Numa terra dividida entre o trabalho na agricultura e na indústria têxtil, o Concurso de Gado ocupa um lugar especial no programa festivo. Este ano, foram postos à apreciação do júri mais de cem animais, nas diferentes categorias, das duas raças autóctones, barrosã e a minhota.
António Martins Castro, lavrador de São Lourenço de Selho, viu a sua junta de bois castrados, de raça barrosã, receber o primeiro prémio. "Estes animais ainda sabem lavrar, ainda são capazes de puxar um carro, ainda sabem trabalhar, como se vai poder ver no cortejo, amanhã", afirma o criador. "Já não precisam de trabalhar muito porque os tratores agora fazem tudo, mas têm de ir fazendo alguma coisa para não se desabituarem e aceitarem o jugo", esclarece.
As parelhas de bois apresentam-se com o tradicional jugo minhoto, uma peça de madeira trabalhada, com rendilhados esculpidos, usada para unir os dois animais e para os atrelar ao carro ou ao arado. Num concurso como este, os lavradores procuram apresentar os melhores exemplares, alguns são verdadeiras obras de arte, com quase cem anos.
BOIS MAQUILHADOS
O pelo e os cornos dos animais também são alvo de cuidados especiais. Jorginho não tem mais de 12 anos, contudo, maneia-se com destreza entre os enormes bois barrosões. Numa mão tem um frasco de tinta vermelha e na outra uma escova e vai aspergindo o dorso dos animais enquanto os penteia. "É como a maquilhagem nas mulheres, é para ficarem mais bonitas", esclarece António Castro com um sorriso. "Nos cornos deita-se azeite puro, para ficarem mais brilhantes", acrescenta o lavrador, enquanto conduz os animais para a sombra. "O sol faz-lhes mal, é como a nós, se andarmos muito ao sol ficamos com a pele velha. Estes passam a vida na corte, são alimentados a ração.

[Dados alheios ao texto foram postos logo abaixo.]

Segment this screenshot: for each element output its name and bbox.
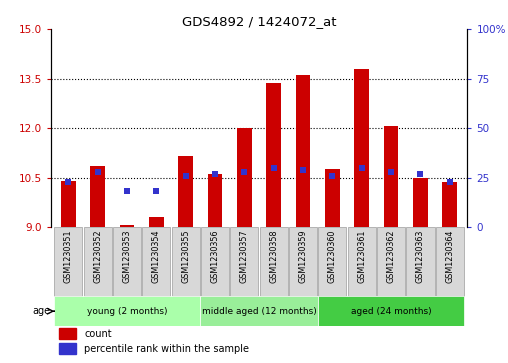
Title: GDS4892 / 1424072_at: GDS4892 / 1424072_at: [182, 15, 336, 28]
FancyBboxPatch shape: [54, 227, 82, 296]
Bar: [237, 128, 252, 227]
Text: GSM1230354: GSM1230354: [152, 230, 161, 283]
Bar: [208, 174, 223, 227]
FancyBboxPatch shape: [142, 227, 171, 296]
Bar: [442, 183, 457, 227]
FancyBboxPatch shape: [406, 227, 434, 296]
Text: GSM1230364: GSM1230364: [445, 230, 454, 283]
FancyBboxPatch shape: [230, 227, 259, 296]
Bar: [120, 225, 135, 227]
Bar: [296, 75, 310, 227]
Text: aged (24 months): aged (24 months): [351, 307, 431, 316]
Text: GSM1230360: GSM1230360: [328, 230, 337, 283]
FancyBboxPatch shape: [347, 227, 376, 296]
FancyBboxPatch shape: [289, 227, 317, 296]
Text: GSM1230361: GSM1230361: [357, 230, 366, 283]
FancyBboxPatch shape: [201, 227, 229, 296]
Text: percentile rank within the sample: percentile rank within the sample: [84, 344, 249, 354]
FancyBboxPatch shape: [172, 227, 200, 296]
FancyBboxPatch shape: [377, 227, 405, 296]
Bar: [178, 156, 193, 227]
Bar: [384, 126, 398, 227]
Text: GSM1230357: GSM1230357: [240, 230, 249, 284]
FancyBboxPatch shape: [318, 296, 464, 326]
FancyBboxPatch shape: [201, 296, 318, 326]
Text: GSM1230353: GSM1230353: [122, 230, 132, 283]
Bar: [59, 328, 76, 339]
FancyBboxPatch shape: [436, 227, 464, 296]
Text: GSM1230362: GSM1230362: [387, 230, 396, 283]
Bar: [61, 181, 76, 227]
Text: GSM1230351: GSM1230351: [64, 230, 73, 283]
Text: middle aged (12 months): middle aged (12 months): [202, 307, 316, 316]
Text: GSM1230363: GSM1230363: [416, 230, 425, 283]
Text: GSM1230355: GSM1230355: [181, 230, 190, 284]
Text: count: count: [84, 329, 112, 339]
FancyBboxPatch shape: [84, 227, 112, 296]
Text: GSM1230358: GSM1230358: [269, 230, 278, 283]
Bar: [355, 69, 369, 227]
Bar: [90, 166, 105, 227]
Text: young (2 months): young (2 months): [87, 307, 167, 316]
FancyBboxPatch shape: [260, 227, 288, 296]
Bar: [325, 169, 340, 227]
Text: age: age: [33, 306, 51, 316]
Text: GSM1230352: GSM1230352: [93, 230, 102, 284]
FancyBboxPatch shape: [113, 227, 141, 296]
Text: GSM1230356: GSM1230356: [211, 230, 219, 283]
Bar: [413, 178, 428, 227]
Bar: [59, 343, 76, 354]
Bar: [266, 83, 281, 227]
Text: GSM1230359: GSM1230359: [299, 230, 307, 284]
FancyBboxPatch shape: [319, 227, 346, 296]
FancyBboxPatch shape: [54, 296, 201, 326]
Bar: [149, 217, 164, 227]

Saem para os concursos e para trabalhar um bocadinho".
Carlos Salgado, membro da Comissão de Festas de Fermentões, criador de gado e jurado deste e de vários concursos, diz que a qualidade dos animais tem vindo a decrescer nos últimos anos. "Tem que ver com as dificuldades que os agricultores enfrentam, nomeadamente o preço das rações", declara. "Hoje o nosso concurso correu muito bem e podemos dar-nos por felizes, mas esta atividade está em risco, porque, com o preço dos combustíveis a subir, os transportes são cada vez mais caros e os agricultores vão desistindo", afirma.
TER ANIMAIS POR GOSTO
António Castro alinha pelo mesmo discurso. "Os prémios andam pelos 100, no máximo 160 euros. Quando ficamos aqui por perto, como hoje, é um valor interessante, mas quando vamos para longe, para Montalegre, Ponte de Lima, dá para a merenda e pouco fica", queixa-se. "Ter estes animais hoje em dia é um gosto. Tenho mais quatro em casa. Estes fazem seis anos agora em outubro e talvez se aguentem até aos oito anos a fazer concursos, depois é preciso ter outros para o lugar deles", explica.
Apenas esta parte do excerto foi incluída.